Growing up, Alexandra Chan’s life was imbued with what she calls Old Chan Magic, emanating from her father, Robert Earl Chan. An extraordinary man, he escaped Japanese imprisonment during WWII by flying a mail plane to freedom and later invented the first lens to capture Earth from space as an optical engineer for Kodak. His larger-than-life presence and charisma left a lasting impression on Alexandra. When he died in 2016 at the age of 102, Alexandra, guided by logic and reason her entire life, was shattered.
In her grief, Alexandra turned to writing, a vessel for unexpected healing. By chronicling her father’s life and that of her grandfather, Chung T’ai Peng, who escaped beheading in China in 1889 and settled in Georgia during the Jim Crow era, Alexandra discovered she was also telling her own story. Her memoir, “In the Garden Behind the Moon: A Memoir of Loss, Myth, and Magic,” intertwines family history with a touch of myth and magic.
An archaeologist by trade, Alexandra grew up in the 1970s and 80s, part of the last generation before the internet. Despite a stereotypical American childhood, being part of a mixed-race, Chinese-American family in a predominantly white town made her straddle cultures. Unlike many from immigrant families, Alexandra did not struggle with her Asian identity, feeling special as part of the Chan clan. Her father’s remarkable feats, from defying Jim Crow laws to becoming a Kodak engineer and a colonel in the US military, filled her with pride.

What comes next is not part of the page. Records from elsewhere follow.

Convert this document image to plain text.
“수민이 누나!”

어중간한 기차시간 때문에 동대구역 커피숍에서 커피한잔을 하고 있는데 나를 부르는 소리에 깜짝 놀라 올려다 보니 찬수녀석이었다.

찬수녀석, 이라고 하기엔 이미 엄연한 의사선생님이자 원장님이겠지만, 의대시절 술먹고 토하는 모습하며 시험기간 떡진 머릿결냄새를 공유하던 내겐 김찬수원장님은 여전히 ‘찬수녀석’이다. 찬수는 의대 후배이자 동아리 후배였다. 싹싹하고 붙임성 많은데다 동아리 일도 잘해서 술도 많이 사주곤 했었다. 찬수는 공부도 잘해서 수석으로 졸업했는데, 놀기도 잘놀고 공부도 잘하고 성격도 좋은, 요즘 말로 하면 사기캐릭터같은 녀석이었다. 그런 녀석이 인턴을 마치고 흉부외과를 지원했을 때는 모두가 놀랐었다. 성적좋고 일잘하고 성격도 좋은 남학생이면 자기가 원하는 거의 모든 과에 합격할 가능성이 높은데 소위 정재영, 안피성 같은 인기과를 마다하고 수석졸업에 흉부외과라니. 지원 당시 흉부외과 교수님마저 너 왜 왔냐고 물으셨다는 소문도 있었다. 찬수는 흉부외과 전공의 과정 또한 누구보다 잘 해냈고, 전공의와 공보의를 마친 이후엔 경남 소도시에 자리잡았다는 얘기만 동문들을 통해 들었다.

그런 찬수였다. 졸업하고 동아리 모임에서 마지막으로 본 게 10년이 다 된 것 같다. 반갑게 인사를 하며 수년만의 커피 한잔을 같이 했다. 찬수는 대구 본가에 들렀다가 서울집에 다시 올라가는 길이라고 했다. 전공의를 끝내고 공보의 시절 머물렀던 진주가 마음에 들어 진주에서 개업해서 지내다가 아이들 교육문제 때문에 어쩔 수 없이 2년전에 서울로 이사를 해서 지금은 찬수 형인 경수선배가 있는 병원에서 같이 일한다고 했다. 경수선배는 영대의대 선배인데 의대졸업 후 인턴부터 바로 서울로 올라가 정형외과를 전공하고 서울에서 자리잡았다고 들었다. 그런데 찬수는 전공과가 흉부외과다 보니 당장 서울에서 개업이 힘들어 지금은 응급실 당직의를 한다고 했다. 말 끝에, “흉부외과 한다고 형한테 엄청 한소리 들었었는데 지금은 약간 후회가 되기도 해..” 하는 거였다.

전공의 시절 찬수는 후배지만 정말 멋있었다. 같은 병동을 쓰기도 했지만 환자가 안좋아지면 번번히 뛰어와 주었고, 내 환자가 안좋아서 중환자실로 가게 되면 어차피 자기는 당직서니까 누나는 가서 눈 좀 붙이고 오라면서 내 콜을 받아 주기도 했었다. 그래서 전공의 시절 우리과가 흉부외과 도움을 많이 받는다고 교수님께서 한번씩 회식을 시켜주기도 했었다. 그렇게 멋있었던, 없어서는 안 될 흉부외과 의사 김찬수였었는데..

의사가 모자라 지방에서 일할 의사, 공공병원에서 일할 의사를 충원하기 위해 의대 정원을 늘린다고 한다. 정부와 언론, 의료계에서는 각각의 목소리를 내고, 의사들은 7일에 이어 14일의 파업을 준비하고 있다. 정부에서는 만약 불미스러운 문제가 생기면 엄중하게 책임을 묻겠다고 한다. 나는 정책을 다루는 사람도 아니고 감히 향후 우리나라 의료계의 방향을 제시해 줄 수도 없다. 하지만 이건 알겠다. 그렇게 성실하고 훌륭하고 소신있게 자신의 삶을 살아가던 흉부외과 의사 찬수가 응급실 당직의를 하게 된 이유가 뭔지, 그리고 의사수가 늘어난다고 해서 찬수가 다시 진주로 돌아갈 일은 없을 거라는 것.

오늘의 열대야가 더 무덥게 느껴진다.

Her mother, Karen Elizabeth Smith, a pioneering female coder and Kodak executive, died in 2011. When her father passed four and a half years later, the combined grief overwhelmed Alexandra. She channeled her sorrow into creative pursuits: playing music, writing, and painting. A year after her father’s death, she launched an online shop, Rising Phoenix Arts, showcasing her Chinese brush paintings.
In the Garden Behind the Moon, adorned with her artwork, delves into her father’s larger-than-life legacy and her own journey through grief. Alexandra’s memoir reflects on generational trauma, understanding that her intense grief was tied to old refugee pain passed down through her family. This realization cast new light on the Old Chan Magic, revealing it as both a gift and a response to trauma.
Despite the heavy subject matter, Alexandra’s memoir exudes wonder and hope, mirroring her rediscovery of magic through writing. She found solace in writing, feeling as though she was spending time with her loved ones and transforming her grief into a beautiful, healing process.